No, I'm not going to provide updates on the progress of the Writer's Guild of America strike. If you want to get more information, may I suggest this link ? While we wait for greedy execs to give writers their fair share of DVD proceeds, or for whiny keyboard monkeys to get the hell back to work (depending on your point of view), I thought I'd suggest some shows to add to your Netflix queue, for when our prime time favorites go into reruns. In other words, what to watch during the strike - Strike Watch, get it? Oh, never mind.
Today I've chosen to squee about Burn Notice. An attractive yet emotionally stunted protagonist? Check. Feisty love interest? Check. Goofy sidekick? Check. Fast-paced adventure with just the right combination of espionage and explosions? Double check. Basically, this show hits all my buttons. If only there were a zany, chain-smoking mother in the mix, it would be perfect.
Burn Notice, have you been reading my diary?
Revisiting my summer fling with this quirky spy drama from the USA network will be just the thing to get me through the winter of TV writer's discontent. The cast includes some of my favorite faces - Jeffrey Donovan (aka Kyle from The Pretender), Seth Peterson (aka Robbie from Providence), and Bruce Campbell (aka the most famous chin in Hollywood). The setting of sunny Miami is perfect for the vivid cinematography (read: bright colors!) that make me love this network. But don't let it's shiny packaging fool you - at the heart of this show is Michael's innate sense of the human character. He isn't a spy because he can smile toothily, shoot a gun or build a bomb out of detergent, soda cans and duct tape. He's a spy because he can get in your head and mess you up.

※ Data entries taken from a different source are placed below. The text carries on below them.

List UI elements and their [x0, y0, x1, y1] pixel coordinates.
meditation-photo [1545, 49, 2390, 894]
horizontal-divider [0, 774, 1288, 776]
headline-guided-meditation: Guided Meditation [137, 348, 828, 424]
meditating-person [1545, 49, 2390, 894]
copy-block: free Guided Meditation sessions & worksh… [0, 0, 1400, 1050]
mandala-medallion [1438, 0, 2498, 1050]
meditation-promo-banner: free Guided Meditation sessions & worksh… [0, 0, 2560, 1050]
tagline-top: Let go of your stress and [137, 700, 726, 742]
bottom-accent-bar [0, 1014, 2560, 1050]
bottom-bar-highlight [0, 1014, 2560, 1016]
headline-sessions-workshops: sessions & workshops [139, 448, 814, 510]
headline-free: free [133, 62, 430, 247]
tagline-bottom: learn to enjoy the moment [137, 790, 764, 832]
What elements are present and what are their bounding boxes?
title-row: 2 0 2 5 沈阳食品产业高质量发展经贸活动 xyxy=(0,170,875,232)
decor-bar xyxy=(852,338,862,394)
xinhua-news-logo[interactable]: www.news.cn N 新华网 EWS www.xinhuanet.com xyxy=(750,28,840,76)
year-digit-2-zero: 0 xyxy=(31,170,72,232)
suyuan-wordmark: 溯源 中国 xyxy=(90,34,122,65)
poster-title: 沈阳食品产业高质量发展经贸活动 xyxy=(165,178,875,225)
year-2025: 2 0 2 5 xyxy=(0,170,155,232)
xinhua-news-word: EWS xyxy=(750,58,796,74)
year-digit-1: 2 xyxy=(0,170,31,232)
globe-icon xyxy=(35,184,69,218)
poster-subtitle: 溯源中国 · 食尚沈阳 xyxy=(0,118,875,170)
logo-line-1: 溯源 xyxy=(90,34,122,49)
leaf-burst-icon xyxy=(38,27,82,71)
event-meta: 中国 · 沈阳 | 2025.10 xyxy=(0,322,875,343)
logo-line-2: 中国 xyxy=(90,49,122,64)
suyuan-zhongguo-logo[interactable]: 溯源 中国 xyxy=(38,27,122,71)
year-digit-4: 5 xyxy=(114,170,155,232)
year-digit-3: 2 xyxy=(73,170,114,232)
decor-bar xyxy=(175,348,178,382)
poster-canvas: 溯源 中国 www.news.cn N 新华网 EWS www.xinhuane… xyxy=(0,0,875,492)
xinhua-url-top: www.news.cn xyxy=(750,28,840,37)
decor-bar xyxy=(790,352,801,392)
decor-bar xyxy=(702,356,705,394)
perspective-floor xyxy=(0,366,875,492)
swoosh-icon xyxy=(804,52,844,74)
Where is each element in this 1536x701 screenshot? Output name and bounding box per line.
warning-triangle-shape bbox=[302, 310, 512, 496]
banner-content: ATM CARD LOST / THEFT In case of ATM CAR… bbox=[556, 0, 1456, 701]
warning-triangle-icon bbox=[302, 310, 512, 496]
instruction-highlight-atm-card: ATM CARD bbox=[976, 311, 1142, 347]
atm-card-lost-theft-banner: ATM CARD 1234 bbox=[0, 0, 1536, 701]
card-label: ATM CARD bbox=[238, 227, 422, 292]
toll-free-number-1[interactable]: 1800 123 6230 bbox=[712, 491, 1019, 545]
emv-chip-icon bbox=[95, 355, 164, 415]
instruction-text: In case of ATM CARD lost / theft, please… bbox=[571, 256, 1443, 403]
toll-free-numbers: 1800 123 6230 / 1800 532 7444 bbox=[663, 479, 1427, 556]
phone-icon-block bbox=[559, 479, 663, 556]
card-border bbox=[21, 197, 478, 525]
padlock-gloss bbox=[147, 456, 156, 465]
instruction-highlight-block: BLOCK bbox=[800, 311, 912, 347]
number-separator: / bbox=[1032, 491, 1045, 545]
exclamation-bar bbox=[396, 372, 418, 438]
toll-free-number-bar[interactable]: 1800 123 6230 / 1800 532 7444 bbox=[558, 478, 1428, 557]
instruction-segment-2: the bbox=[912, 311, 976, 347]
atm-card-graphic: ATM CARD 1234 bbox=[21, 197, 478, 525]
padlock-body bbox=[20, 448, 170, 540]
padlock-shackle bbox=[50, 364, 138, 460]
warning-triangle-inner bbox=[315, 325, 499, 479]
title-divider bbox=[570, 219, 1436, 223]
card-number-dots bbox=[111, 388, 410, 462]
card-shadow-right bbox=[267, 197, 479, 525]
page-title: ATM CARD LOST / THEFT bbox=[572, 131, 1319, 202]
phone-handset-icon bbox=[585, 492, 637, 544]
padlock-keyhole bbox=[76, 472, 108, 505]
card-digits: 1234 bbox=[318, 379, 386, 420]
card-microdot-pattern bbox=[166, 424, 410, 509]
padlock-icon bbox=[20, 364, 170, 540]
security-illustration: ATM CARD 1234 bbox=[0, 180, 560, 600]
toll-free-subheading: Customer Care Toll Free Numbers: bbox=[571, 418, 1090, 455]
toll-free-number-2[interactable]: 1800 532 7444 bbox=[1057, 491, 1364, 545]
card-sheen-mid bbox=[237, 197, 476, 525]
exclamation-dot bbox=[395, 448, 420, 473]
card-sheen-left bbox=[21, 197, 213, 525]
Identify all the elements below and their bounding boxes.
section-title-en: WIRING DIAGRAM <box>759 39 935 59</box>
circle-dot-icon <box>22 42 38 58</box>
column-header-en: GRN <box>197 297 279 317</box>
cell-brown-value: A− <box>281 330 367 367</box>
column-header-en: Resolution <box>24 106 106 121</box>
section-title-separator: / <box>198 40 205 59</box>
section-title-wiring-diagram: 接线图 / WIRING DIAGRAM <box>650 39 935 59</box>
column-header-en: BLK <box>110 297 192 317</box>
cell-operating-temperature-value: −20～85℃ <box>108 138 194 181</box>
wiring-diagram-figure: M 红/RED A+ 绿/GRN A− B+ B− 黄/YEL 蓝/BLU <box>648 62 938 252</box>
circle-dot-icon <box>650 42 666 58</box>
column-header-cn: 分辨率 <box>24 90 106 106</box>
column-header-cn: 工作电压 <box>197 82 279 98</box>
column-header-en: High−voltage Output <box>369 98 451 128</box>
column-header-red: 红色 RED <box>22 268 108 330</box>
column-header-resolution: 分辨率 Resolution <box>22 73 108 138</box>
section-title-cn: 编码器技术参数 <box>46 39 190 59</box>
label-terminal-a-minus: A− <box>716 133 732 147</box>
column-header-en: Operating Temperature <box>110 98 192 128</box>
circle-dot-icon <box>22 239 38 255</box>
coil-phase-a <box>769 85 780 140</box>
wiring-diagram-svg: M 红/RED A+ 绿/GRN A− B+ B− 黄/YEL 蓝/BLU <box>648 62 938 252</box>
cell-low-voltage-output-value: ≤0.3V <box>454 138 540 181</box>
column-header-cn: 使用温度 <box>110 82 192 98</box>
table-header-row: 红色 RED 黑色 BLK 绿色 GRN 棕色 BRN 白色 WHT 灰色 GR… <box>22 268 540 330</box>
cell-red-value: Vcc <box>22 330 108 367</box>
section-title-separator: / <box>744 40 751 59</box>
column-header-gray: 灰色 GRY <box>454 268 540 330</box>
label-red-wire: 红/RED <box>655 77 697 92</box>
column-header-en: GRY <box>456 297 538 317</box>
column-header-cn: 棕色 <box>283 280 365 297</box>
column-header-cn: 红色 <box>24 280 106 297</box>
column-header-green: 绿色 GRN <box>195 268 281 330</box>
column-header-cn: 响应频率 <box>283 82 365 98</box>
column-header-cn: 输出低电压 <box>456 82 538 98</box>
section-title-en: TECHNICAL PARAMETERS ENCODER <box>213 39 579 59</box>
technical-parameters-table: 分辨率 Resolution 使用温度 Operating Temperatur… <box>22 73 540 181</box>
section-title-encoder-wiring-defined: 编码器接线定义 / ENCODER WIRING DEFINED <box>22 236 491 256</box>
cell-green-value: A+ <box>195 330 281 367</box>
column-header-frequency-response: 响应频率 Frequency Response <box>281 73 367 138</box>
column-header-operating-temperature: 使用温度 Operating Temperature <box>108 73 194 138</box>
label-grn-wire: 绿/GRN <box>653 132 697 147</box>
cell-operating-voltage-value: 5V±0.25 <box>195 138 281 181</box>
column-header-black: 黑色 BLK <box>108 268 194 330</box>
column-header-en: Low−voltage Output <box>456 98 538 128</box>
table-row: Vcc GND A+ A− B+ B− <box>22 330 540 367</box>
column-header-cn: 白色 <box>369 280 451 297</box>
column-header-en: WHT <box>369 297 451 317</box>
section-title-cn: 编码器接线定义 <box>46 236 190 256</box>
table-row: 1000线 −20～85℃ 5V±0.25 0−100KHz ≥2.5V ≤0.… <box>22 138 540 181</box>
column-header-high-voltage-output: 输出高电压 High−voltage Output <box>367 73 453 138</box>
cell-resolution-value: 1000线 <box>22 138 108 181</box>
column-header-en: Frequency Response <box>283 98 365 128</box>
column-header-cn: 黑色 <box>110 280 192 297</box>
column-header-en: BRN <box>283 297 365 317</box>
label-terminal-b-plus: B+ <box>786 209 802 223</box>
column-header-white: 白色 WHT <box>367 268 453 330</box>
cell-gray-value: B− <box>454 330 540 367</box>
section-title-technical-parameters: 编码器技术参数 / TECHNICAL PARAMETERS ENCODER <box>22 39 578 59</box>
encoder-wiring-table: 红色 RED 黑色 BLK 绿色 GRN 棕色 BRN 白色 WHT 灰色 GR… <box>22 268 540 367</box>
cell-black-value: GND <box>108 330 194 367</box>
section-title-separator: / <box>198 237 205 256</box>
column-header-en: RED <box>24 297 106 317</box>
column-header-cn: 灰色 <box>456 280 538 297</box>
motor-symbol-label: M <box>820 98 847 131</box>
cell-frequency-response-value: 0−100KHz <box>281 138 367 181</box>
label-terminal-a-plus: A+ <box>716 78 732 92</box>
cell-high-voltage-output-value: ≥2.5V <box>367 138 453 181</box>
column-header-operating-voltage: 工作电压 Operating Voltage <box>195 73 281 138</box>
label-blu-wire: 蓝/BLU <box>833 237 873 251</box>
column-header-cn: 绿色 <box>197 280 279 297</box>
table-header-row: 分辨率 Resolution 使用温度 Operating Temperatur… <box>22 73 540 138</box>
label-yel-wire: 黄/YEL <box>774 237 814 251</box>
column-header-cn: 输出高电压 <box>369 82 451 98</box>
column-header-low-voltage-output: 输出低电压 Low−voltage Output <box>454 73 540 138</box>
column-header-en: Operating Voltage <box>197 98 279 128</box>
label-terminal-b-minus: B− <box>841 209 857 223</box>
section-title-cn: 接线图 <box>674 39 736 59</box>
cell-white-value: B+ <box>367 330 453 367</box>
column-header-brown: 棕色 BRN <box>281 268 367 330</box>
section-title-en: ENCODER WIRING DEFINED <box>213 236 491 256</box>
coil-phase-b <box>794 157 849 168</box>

The duct tape stuff is pretty cool, too. Michael's running commentary to explain his tricks makes the spy trade seem both easy and fun. Yes, I realize that I could not become an international woman of mystery using only products found in my local hardware store. But Burn Notice makes me think I can, and that's the real measure of any television show - how much the audience buys into the fantasy. Also, the extras available on the show's website are great fun.